For my function, I don't think it is currently possible to pass it to the coef_rename parameter of modelsummary because it is my understanding that the function passed there is called with a character vector of variables, rather than the model
I’m starting to think that modelsummary should take full charge of label handling instead of delegating it to parameters.
It would be pretty easy to improve coef_rename to do something like this:
library(modelsummary)
library(labelled)
coef_rename <- function(
x,
factor = TRUE,
factor_name = TRUE,
poly = TRUE,
backticks = TRUE,
titlecase = TRUE,
underscore = TRUE,
asis = TRUE,
data = NULL) {
# if `data` is supplied, it means that the user wants to use variable labels
# it also means the user already executed `coef_rename(data=dat)`, whereas
# `modelsummary` expects an unevaluated function there. So we need to return
# a function rather than a character vector
if (missing(x) && !is.null(data)) {
labels <- list()
for (nm in names(data)) {
labels[[nm]] <- attr(data[[nm]], "label")
}
fun <- function(x) {
for (l in names(labels)) {
x <- gsub(l, labels[[l]], x, fixed = TRUE)
}
return(x)
}
return(fun)
}
# if `data` is not supplied, it means that the user supplied an unevaluated
# function to `modelsummary`, which means we need to process `x` directly.
out <- x
if (isTRUE(factor_name)) {
out <- gsub("factor\\(.*\\)", "", out)
} else if (isTRUE(factor)) {
out <- gsub("factor\\((.*)\\)", "\\1 ", out)
}
if (isTRUE(poly)) {
out <- gsub("poly\\(([^,]*),.*\\)", "\\1^", out)
}
if (isTRUE(underscore)) {
out <- gsub("_", " ", out)
}
if (isTRUE(backticks)) {
out <- gsub("\\`", "", out)
}
if (isTRUE(asis)) {
out <- gsub("\\bI\\((.*)\\)", "(\\1)", out)
}
if (isTRUE(titlecase)) {
out <- tools::toTitleCase(out)
}
return(out)
}
dat <- iris
var_label(dat) <- list(
Sepal.Length = "Sepal Length (cm)",
Sepal.Width = "Sepal Width (cm)"
)
mod <- lm(Petal.Length ~ Sepal.Length + Sepal.Width, data = dat)

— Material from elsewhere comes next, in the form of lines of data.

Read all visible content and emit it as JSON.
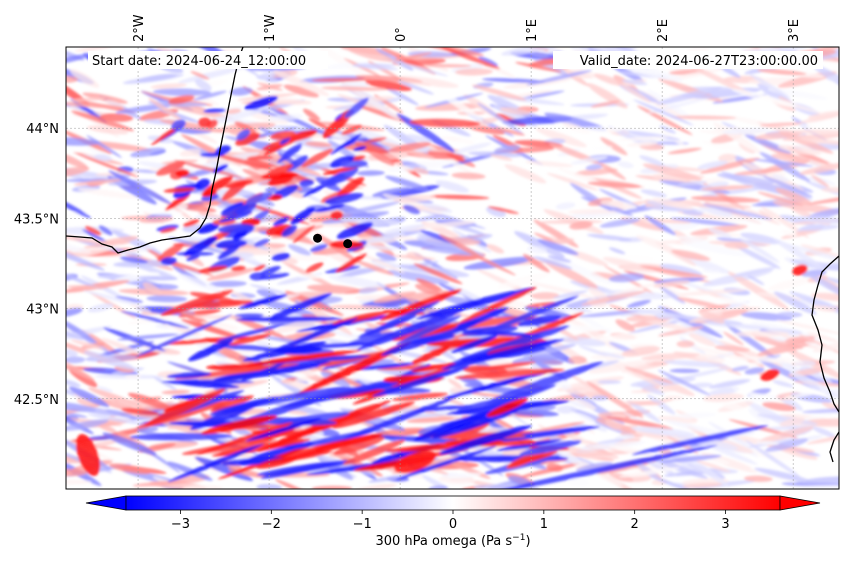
{
  "header": {
    "start_date": "Start date: 2024-06-24_12:00:00",
    "valid_date": "Valid_date: 2024-06-27T23:00:00.00"
  },
  "map": {
    "lon_range": [
      -2.55,
      3.35
    ],
    "lat_range": [
      42.0,
      44.45
    ],
    "lon_ticks": [
      {
        "value": -2,
        "label": "2°W"
      },
      {
        "value": -1,
        "label": "1°W"
      },
      {
        "value": 0,
        "label": "0°"
      },
      {
        "value": 1,
        "label": "1°E"
      },
      {
        "value": 2,
        "label": "2°E"
      },
      {
        "value": 3,
        "label": "3°E"
      }
    ],
    "lat_ticks": [
      {
        "value": 44.0,
        "label": "44°N"
      },
      {
        "value": 43.5,
        "label": "43.5°N"
      },
      {
        "value": 43.0,
        "label": "43°N"
      },
      {
        "value": 42.5,
        "label": "42.5°N"
      }
    ],
    "points": [
      {
        "lon": -0.63,
        "lat": 43.39
      },
      {
        "lon": -0.4,
        "lat": 43.36
      }
    ],
    "field": "300 hPa omega",
    "colormap": "bwr"
  },
  "colorbar": {
    "vmin": -3.6,
    "vmax": 3.6,
    "ticks": [
      -3,
      -2,
      -1,
      0,
      1,
      2,
      3
    ],
    "tick_labels": [
      "−3",
      "−2",
      "−1",
      "0",
      "1",
      "2",
      "3"
    ],
    "label": "300 hPa omega (Pa s",
    "label_sup": "−1",
    "label_end": ")",
    "extend": "both",
    "low_color": "#0000ff",
    "mid_color": "#ffffff",
    "high_color": "#ff0000"
  }
}
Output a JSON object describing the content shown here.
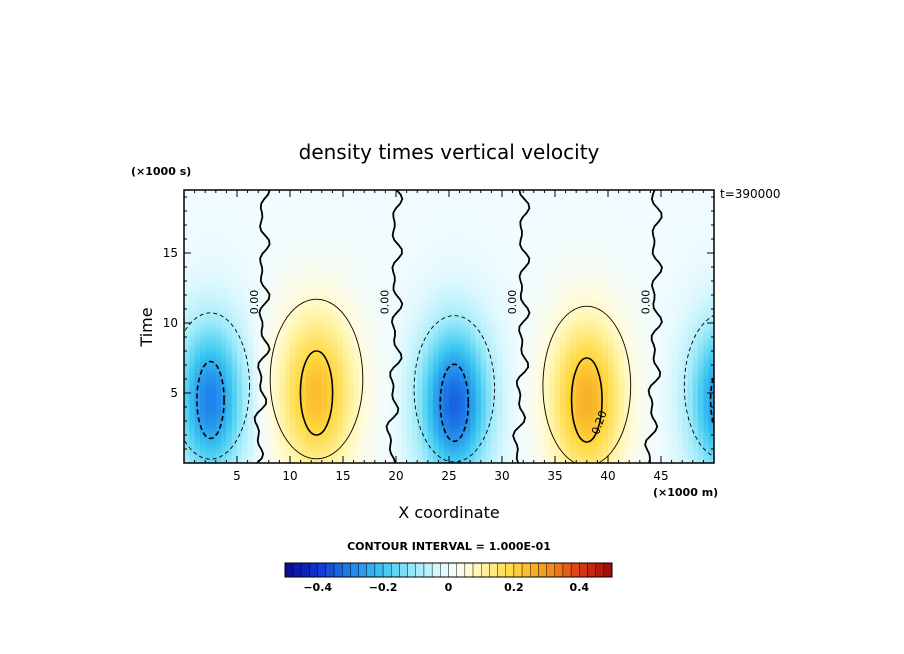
{
  "chart_data": {
    "type": "heatmap",
    "title": "density times vertical velocity",
    "xlabel": "X coordinate",
    "ylabel": "Time",
    "x_multiplier_label": "(×1000 m)",
    "y_multiplier_label": "(×1000 s)",
    "time_annotation": "t=390000",
    "xlim": [
      0,
      50
    ],
    "ylim": [
      0,
      19.5
    ],
    "x_ticks": [
      5,
      10,
      15,
      20,
      25,
      30,
      35,
      40,
      45
    ],
    "y_ticks": [
      5,
      10,
      15
    ],
    "x_tick_labels": [
      "5",
      "10",
      "15",
      "20",
      "25",
      "30",
      "35",
      "40",
      "45"
    ],
    "y_tick_labels": [
      "5",
      "10",
      "15"
    ],
    "contour_interval_label": "CONTOUR INTERVAL = 1.000E-01",
    "contour_labels": [
      "0.00",
      "0.00",
      "0.00",
      "0.00",
      "0.20"
    ],
    "colorbar": {
      "range": [
        -0.5,
        0.5
      ],
      "ticks": [
        -0.4,
        -0.2,
        0,
        0.2,
        0.4
      ],
      "tick_labels": [
        "−0.4",
        "−0.2",
        "0",
        "0.2",
        "0.4"
      ]
    },
    "cells": [
      {
        "x": 2.5,
        "t": 4.5,
        "sx": 3.2,
        "st": 5.5,
        "amp": -0.3
      },
      {
        "x": 12.5,
        "t": 5.0,
        "sx": 3.8,
        "st": 6.0,
        "amp": 0.24
      },
      {
        "x": 25.5,
        "t": 4.3,
        "sx": 3.3,
        "st": 5.5,
        "amp": -0.34
      },
      {
        "x": 38.0,
        "t": 4.5,
        "sx": 3.6,
        "st": 6.0,
        "amp": 0.26
      },
      {
        "x": 51.0,
        "t": 4.5,
        "sx": 3.3,
        "st": 5.5,
        "amp": -0.3
      }
    ],
    "zero_contour_x": [
      7.5,
      20.0,
      32.0,
      44.5
    ]
  }
}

cr <- coef_rename(data = dat)
modelsummary(mod, coef_rename = cr) |> print("markdown")
+-------------------+----------+
| | (1) |
+===================+==========+
| (Intercept) | -2.525 |
+-------------------+----------+
| | (0.563) |
+-------------------+----------+
| Sepal Length (cm) | 1.776 |
+-------------------+----------+
| | (0.064) |
+-------------------+----------+
| Sepal Width (cm) | -1.339 |
+-------------------+----------+
| | (0.122) |
+-------------------+----------+
| Num.Obs. | 150 |
+-------------------+----------+
| R2 | 0.868 |
+-------------------+----------+
| R2 Adj. | 0.866 |
+-------------------+----------+
| AIC | 299.8 |
+-------------------+----------+
| BIC | 311.8 |
+-------------------+----------+
| Log.Lik. | -145.894 |
+-------------------+----------+
| F | 481.997 |
+-------------------+----------+
| RMSE | 0.64 |
+-------------------+----------+
I re-submitted the patch without exporting the function, just the fix, but I'm not sure at this point what actual bug with exported functions it would fix.
I thought it would be dvnames but in reality it has code to handle missing variable in the map.
I’m starting to think that modelsummary should take full charge of label handling instead of delegating it to parameters.
I think this would re-invent the wheel
I think this would re-invent the wheel
OK, fair. Let's not do that.
So what are we trying to achieve with this PR if we don't know what bug we're fixing?
Also, some checks are failing, apparently.